W mojej ocenie odpowiedzi musimy szukać w wypowiedziach niemieckich polityków, którzy w Parlamencie Europejskim wielokrotnie sugerowali konieczność „zagłodzenia Polski”. Fałszywa gra w kamienie milowe i bezprawne blokowanie należnych nam funduszy z KPO jest jedną częścią tego medalu. Drugą wydaje się właśnie próba rozchybotania sytuacji wewnętrznej, nie tylko politycznej, przez przysłanego tu Donalda Tuska. Brak pieniędzy z KPO ma nas osłabiać w oczach rynków finansowych z jednej strony, atak na NBP od wewnątrz ma czynniki negatywne potęgować.
Efektem ma być jeszcze większa inflacja, skokowy wzrost bezrobocia, brak pieniędzy na niezbędne zakupy zbrojeniowe.

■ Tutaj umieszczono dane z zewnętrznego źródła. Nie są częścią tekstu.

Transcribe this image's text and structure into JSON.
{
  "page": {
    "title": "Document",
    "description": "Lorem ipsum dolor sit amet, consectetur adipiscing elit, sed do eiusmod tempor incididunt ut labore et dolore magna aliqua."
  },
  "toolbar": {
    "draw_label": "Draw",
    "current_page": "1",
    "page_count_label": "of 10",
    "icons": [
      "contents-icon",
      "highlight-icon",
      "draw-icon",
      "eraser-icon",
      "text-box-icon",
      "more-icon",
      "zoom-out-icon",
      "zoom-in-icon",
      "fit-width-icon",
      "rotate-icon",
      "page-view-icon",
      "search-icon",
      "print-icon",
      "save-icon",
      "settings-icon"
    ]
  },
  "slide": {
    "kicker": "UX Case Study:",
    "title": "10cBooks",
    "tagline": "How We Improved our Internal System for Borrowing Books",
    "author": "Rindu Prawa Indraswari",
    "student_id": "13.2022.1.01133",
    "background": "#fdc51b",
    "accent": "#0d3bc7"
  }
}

O podobnym scenariuszu marzą także na Kremlu. W ten sposób Donald Tusk spełnia jednocześnie cele dwóch zaprzyjaźnionych mocarstw, splecionych ze sobą nitką gazowych zależności, silniejszych nawet od szoku wywołanego zbrodniami rosyjskimi na Ukrainie.
Wiele wskazuje, że to właśnie te stolice opłaciłyby owych „silnych panów”, którzy mieliby po ewentualnym przejęciu władzy przez PO „wyprowadzić prezesa NBP”.

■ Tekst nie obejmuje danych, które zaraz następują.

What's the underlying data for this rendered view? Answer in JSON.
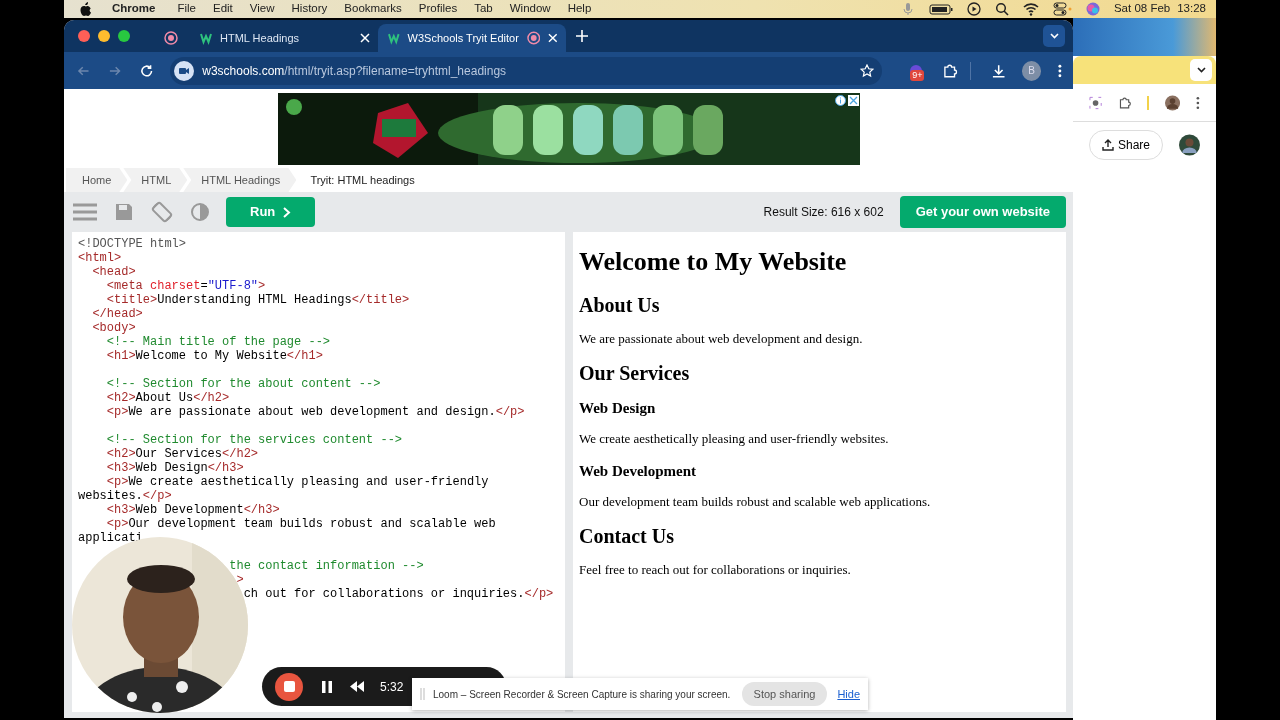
{
  "menubar": {
    "app": "Chrome",
    "menus": [
      "File",
      "Edit",
      "View",
      "History",
      "Bookmarks",
      "Profiles",
      "Tab",
      "Window",
      "Help"
    ],
    "date": "Sat 08 Feb",
    "time": "13:28"
  },
  "tabs": [
    {
      "kind": "pinned",
      "selected": false,
      "recording": true
    },
    {
      "kind": "page",
      "title": "HTML Headings",
      "selected": false,
      "recording": false
    },
    {
      "kind": "page",
      "title": "W3Schools Tryit Editor",
      "selected": true,
      "recording": true
    }
  ],
  "address_bar": {
    "host": "w3schools.com",
    "path": "/html/tryit.asp?filename=tryhtml_headings"
  },
  "extension_badge": "9+",
  "profile_initial": "B",
  "breadcrumbs": [
    {
      "label": "Home",
      "current": false
    },
    {
      "label": "HTML",
      "current": false
    },
    {
      "label": "HTML Headings",
      "current": false
    },
    {
      "label": "Tryit: HTML headings",
      "current": true
    }
  ],
  "toolbar": {
    "run_label": "Run",
    "result_size": "Result Size: 616 x 602",
    "cta": "Get your own website"
  },
  "code_lines": [
    {
      "kind": "code",
      "segments": [
        {
          "kind": "doctype",
          "text": "<!DOCTYPE html>"
        }
      ]
    },
    {
      "kind": "code",
      "segments": [
        {
          "kind": "tag",
          "text": "<html>"
        }
      ]
    },
    {
      "kind": "code",
      "segments": [
        {
          "kind": "tag",
          "text": "  <head>"
        }
      ]
    },
    {
      "kind": "code",
      "segments": [
        {
          "kind": "tag",
          "text": "    <meta"
        },
        {
          "kind": "attr",
          "text": " charset"
        },
        {
          "kind": "text",
          "text": "="
        },
        {
          "kind": "string",
          "text": "\"UTF-8\""
        },
        {
          "kind": "tag",
          "text": ">"
        }
      ]
    },
    {
      "kind": "code",
      "segments": [
        {
          "kind": "tag",
          "text": "    <title>"
        },
        {
          "kind": "text",
          "text": "Understanding HTML Headings"
        },
        {
          "kind": "tag",
          "text": "</title>"
        }
      ]
    },
    {
      "kind": "code",
      "segments": [
        {
          "kind": "tag",
          "text": "  </head>"
        }
      ]
    },
    {
      "kind": "code",
      "segments": [
        {
          "kind": "tag",
          "text": "  <body>"
        }
      ]
    },
    {
      "kind": "code",
      "segments": [
        {
          "kind": "comment",
          "text": "    <!-- Main title of the page -->"
        }
      ]
    },
    {
      "kind": "code",
      "segments": [
        {
          "kind": "tag",
          "text": "    <h1>"
        },
        {
          "kind": "text",
          "text": "Welcome to My Website"
        },
        {
          "kind": "tag",
          "text": "</h1>"
        }
      ]
    },
    {
      "kind": "blank"
    },
    {
      "kind": "code",
      "segments": [
        {
          "kind": "comment",
          "text": "    <!-- Section for the about content -->"
        }
      ]
    },
    {
      "kind": "code",
      "segments": [
        {
          "kind": "tag",
          "text": "    <h2>"
        },
        {
          "kind": "text",
          "text": "About Us"
        },
        {
          "kind": "tag",
          "text": "</h2>"
        }
      ]
    },
    {
      "kind": "code",
      "segments": [
        {
          "kind": "tag",
          "text": "    <p>"
        },
        {
          "kind": "text",
          "text": "We are passionate about web development and design."
        },
        {
          "kind": "tag",
          "text": "</p>"
        }
      ]
    },
    {
      "kind": "blank"
    },
    {
      "kind": "code",
      "segments": [
        {
          "kind": "comment",
          "text": "    <!-- Section for the services content -->"
        }
      ]
    },
    {
      "kind": "code",
      "segments": [
        {
          "kind": "tag",
          "text": "    <h2>"
        },
        {
          "kind": "text",
          "text": "Our Services"
        },
        {
          "kind": "tag",
          "text": "</h2>"
        }
      ]
    },
    {
      "kind": "code",
      "segments": [
        {
          "kind": "tag",
          "text": "    <h3>"
        },
        {
          "kind": "text",
          "text": "Web Design"
        },
        {
          "kind": "tag",
          "text": "</h3>"
        }
      ]
    },
    {
      "kind": "code",
      "segments": [
        {
          "kind": "tag",
          "text": "    <p>"
        },
        {
          "kind": "text",
          "text": "We create aesthetically pleasing and user-friendly"
        }
      ]
    },
    {
      "kind": "code",
      "segments": [
        {
          "kind": "text",
          "text": "websites."
        },
        {
          "kind": "tag",
          "text": "</p>"
        }
      ]
    },
    {
      "kind": "code",
      "segments": [
        {
          "kind": "tag",
          "text": "    <h3>"
        },
        {
          "kind": "text",
          "text": "Web Development"
        },
        {
          "kind": "tag",
          "text": "</h3>"
        }
      ]
    },
    {
      "kind": "code",
      "segments": [
        {
          "kind": "tag",
          "text": "    <p>"
        },
        {
          "kind": "text",
          "text": "Our development team builds robust and scalable web"
        }
      ]
    },
    {
      "kind": "code",
      "segments": [
        {
          "kind": "text",
          "text": "applicati"
        }
      ]
    },
    {
      "kind": "blank"
    },
    {
      "kind": "code",
      "segments": [
        {
          "kind": "comment",
          "text": "                     the contact information -->"
        }
      ]
    },
    {
      "kind": "code",
      "segments": [
        {
          "kind": "tag",
          "text": "                      >"
        }
      ]
    },
    {
      "kind": "code",
      "segments": [
        {
          "kind": "text",
          "text": "                       ch out for collaborations or inquiries."
        },
        {
          "kind": "tag",
          "text": "</p>"
        }
      ]
    }
  ],
  "result": [
    {
      "kind": "h1",
      "text": "Welcome to My Website"
    },
    {
      "kind": "h2",
      "text": "About Us"
    },
    {
      "kind": "p",
      "text": "We are passionate about web development and design."
    },
    {
      "kind": "h2",
      "text": "Our Services"
    },
    {
      "kind": "h3",
      "text": "Web Design"
    },
    {
      "kind": "p",
      "text": "We create aesthetically pleasing and user-friendly websites."
    },
    {
      "kind": "h3",
      "text": "Web Development"
    },
    {
      "kind": "p",
      "text": "Our development team builds robust and scalable web applications."
    },
    {
      "kind": "h2",
      "text": "Contact Us"
    },
    {
      "kind": "p",
      "text": "Feel free to reach out for collaborations or inquiries."
    }
  ],
  "recorder": {
    "time": "5:32"
  },
  "share_notice": {
    "message": "Loom – Screen Recorder & Screen Capture is sharing your screen.",
    "stop": "Stop sharing",
    "hide": "Hide"
  },
  "background_window": {
    "share": "Share"
  }
}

Plan podziału wpływów w Europie, wyzyskania demograficznego, gospodarczego i politycznego obszarów pomiędzy nimi, nie został przecież zablokowany. Na chwilę mniej się o tym publicznie mówi. Polecenia działania na jego rzecz słane są jednak nadal. A jak to ujął prezes Jarosław Kaczyński, „pan każe, sługa musi”.